Let $f$ be a real function of a real variable and $x_0 \in \mathbb{R}$. If $f$ is differentiable in a neighborhood $I$ of $x_0$, $f'(x_0) = 0$ and $f'(x_0) > 0$ for all $x \in I \setminus \{x_0\}$, then $x_0$ is an inflection point.
Is this statement true? Reading this question: Prove that $f$ has an inflection point at zero if $f$ is a function that satisfies a given set of hypotheses, I think my statement is false, but I cannot give a counterexample.
Can anyone help me out?
EDIT. (Thanks to @Zestylemonzi's comment) My definition of inflection point is as follows:
$x_0$ is an inflection point if $f$ is differentiable at $x_0$ and there exists a neighborhood $J$ of $x_0$ such that the function $d(x) = f(x) − f(x_0) − f'(x_0) (x − x_0)$ has the same sign as $x−x_0$ for all $x \in J \setminus \{ x_0 \}$, or $d(x) = f(x) − f(x_0) − f'(x_0) (x − x_0)$ and $x−x_0$ have opposite signs for all $x \in J \setminus \{ x_0 \}$
I think that according to this definition my statement is true. I am aware of another possible definition of inflection point:
$x_0$ is an inflection point if $f$ is differentiable at $x_0$ and there exists $\delta > 0$ such that $f$ is convex (respectively, concave) for $x \in (x_0 - \delta, x_0)$ and concave (respectively, convex) for $x \in (x_0, x_0 + \delta)$.
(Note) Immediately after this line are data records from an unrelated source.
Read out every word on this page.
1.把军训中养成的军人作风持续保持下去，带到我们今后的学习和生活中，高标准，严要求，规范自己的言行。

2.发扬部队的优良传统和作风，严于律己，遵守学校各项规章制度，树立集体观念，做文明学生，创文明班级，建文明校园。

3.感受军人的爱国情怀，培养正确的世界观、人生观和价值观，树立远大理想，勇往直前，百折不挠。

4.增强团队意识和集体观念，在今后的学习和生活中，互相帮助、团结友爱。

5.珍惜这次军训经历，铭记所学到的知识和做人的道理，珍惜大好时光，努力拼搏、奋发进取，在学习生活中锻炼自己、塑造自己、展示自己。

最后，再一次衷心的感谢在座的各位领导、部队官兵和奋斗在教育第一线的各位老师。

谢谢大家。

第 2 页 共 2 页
Is my statement true according to the second definition?
Let's look at the question with the second definition; we will give an example of an $f$ for which the statement does not hold. For that, we will use a well-known lemma on the characterization of convex functions when differentiability is assumed.
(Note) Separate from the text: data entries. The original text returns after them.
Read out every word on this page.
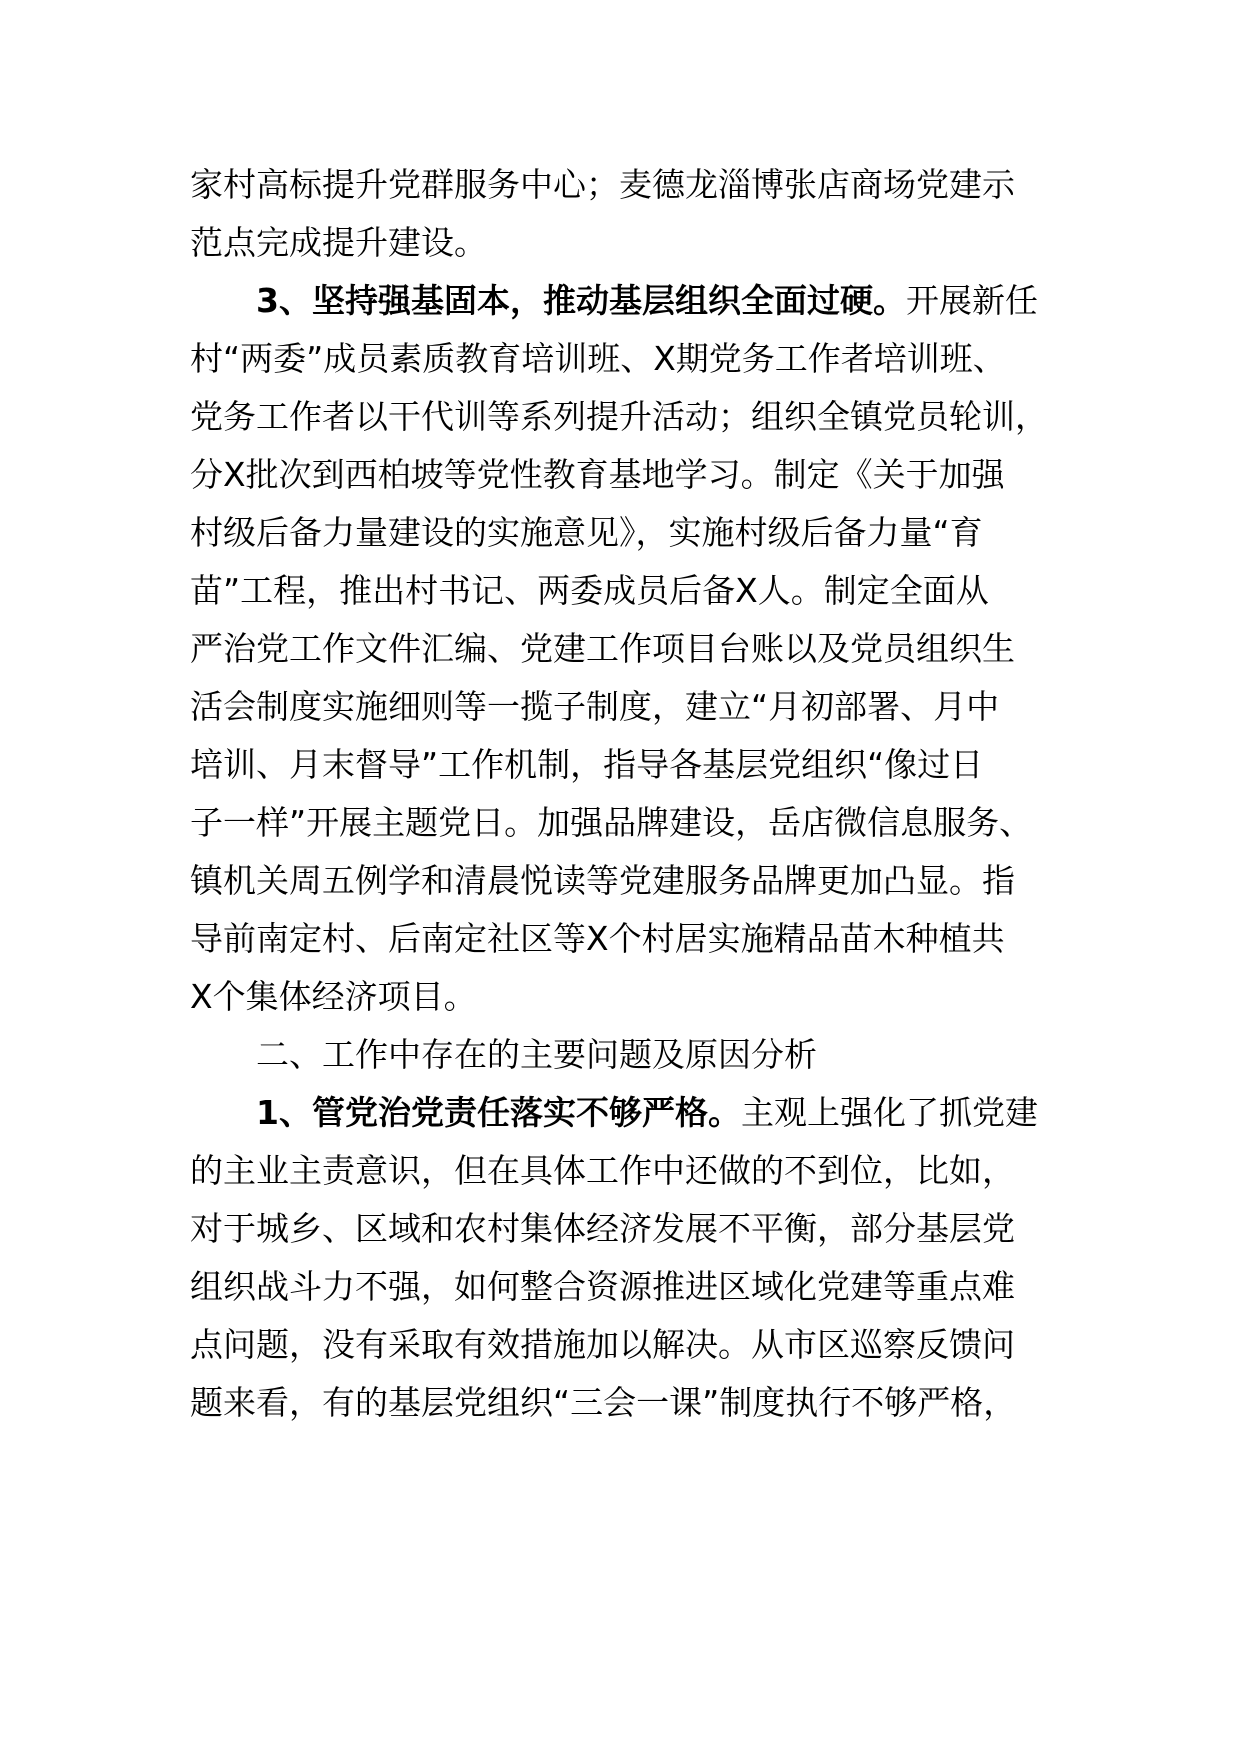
家村高标提升党群服务中心；麦德龙淄博张店商场党建示
范点完成提升建设。
3、坚持强基固本，推动基层组织全面过硬。开展新任
村“两委”成员素质教育培训班、X期党务工作者培训班、
党务工作者以干代训等系列提升活动；组织全镇党员轮训，
分X批次到西柏坡等党性教育基地学习。制定《关于加强
村级后备力量建设的实施意见》，实施村级后备力量“育
苗”工程，推出村书记、两委成员后备X人。制定全面从
严治党工作文件汇编、党建工作项目台账以及党员组织生
活会制度实施细则等一揽子制度，建立“月初部署、月中
培训、月末督导”工作机制，指导各基层党组织“像过日
子一样”开展主题党日。加强品牌建设，岳店微信息服务、
镇机关周五例学和清晨悦读等党建服务品牌更加凸显。指
导前南定村、后南定社区等X个村居实施精品苗木种植共
X个集体经济项目。
二、工作中存在的主要问题及原因分析
1、管党治党责任落实不够严格。主观上强化了抓党建
的主业主责意识，但在具体工作中还做的不到位，比如，
对于城乡、区域和农村集体经济发展不平衡，部分基层党
组织战斗力不强，如何整合资源推进区域化党建等重点难
点问题，没有采取有效措施加以解决。从市区巡察反馈问
题来看，有的基层党组织“三会一课”制度执行不够严格，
By the lemma, it suffices to find an $f$ as in the question that, in addition, is such that $f'$ is never monotone near $x_0$.
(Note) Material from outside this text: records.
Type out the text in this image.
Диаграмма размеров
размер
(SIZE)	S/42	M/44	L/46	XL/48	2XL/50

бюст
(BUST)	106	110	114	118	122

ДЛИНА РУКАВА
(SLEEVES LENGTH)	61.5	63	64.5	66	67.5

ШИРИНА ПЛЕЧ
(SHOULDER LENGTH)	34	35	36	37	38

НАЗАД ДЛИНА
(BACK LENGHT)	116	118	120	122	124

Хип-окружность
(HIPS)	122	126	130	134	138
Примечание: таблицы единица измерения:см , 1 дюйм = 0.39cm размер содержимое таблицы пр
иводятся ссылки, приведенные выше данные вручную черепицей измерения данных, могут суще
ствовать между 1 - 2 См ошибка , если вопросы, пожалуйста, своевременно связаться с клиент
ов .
In what follows we assume without loss of generality that $x_0=0$. One example is to take $f$ to be an antiderivative for $h:\mathbb{R}\longrightarrow\mathbb{R}$, given by
$$h(x)=x^2\cdot \exp\left({\sin\left(\frac1x\right)}\right),$$
where of course $h(0)=0$. Observe that $h>0$ when $x\neq 0$. Moreover, $h$ is continuous, so it is Riemann-integrable and its antiderivative is differentiable.
Finally, $h$ itself is differentiable on $\mathbb{R}\setminus\{0\}$ with
$$h'(x)=\left( 2x-\cos\left(\frac1x\right)\right)\cdot {\underbrace{\exp\left(\sin\left(\frac1x \right)\right)}_{>0}}\,\,\,,$$
so one need only check that $2x-\cos\left(\frac1x\right)$ changes sign infinitely often near $x=0$.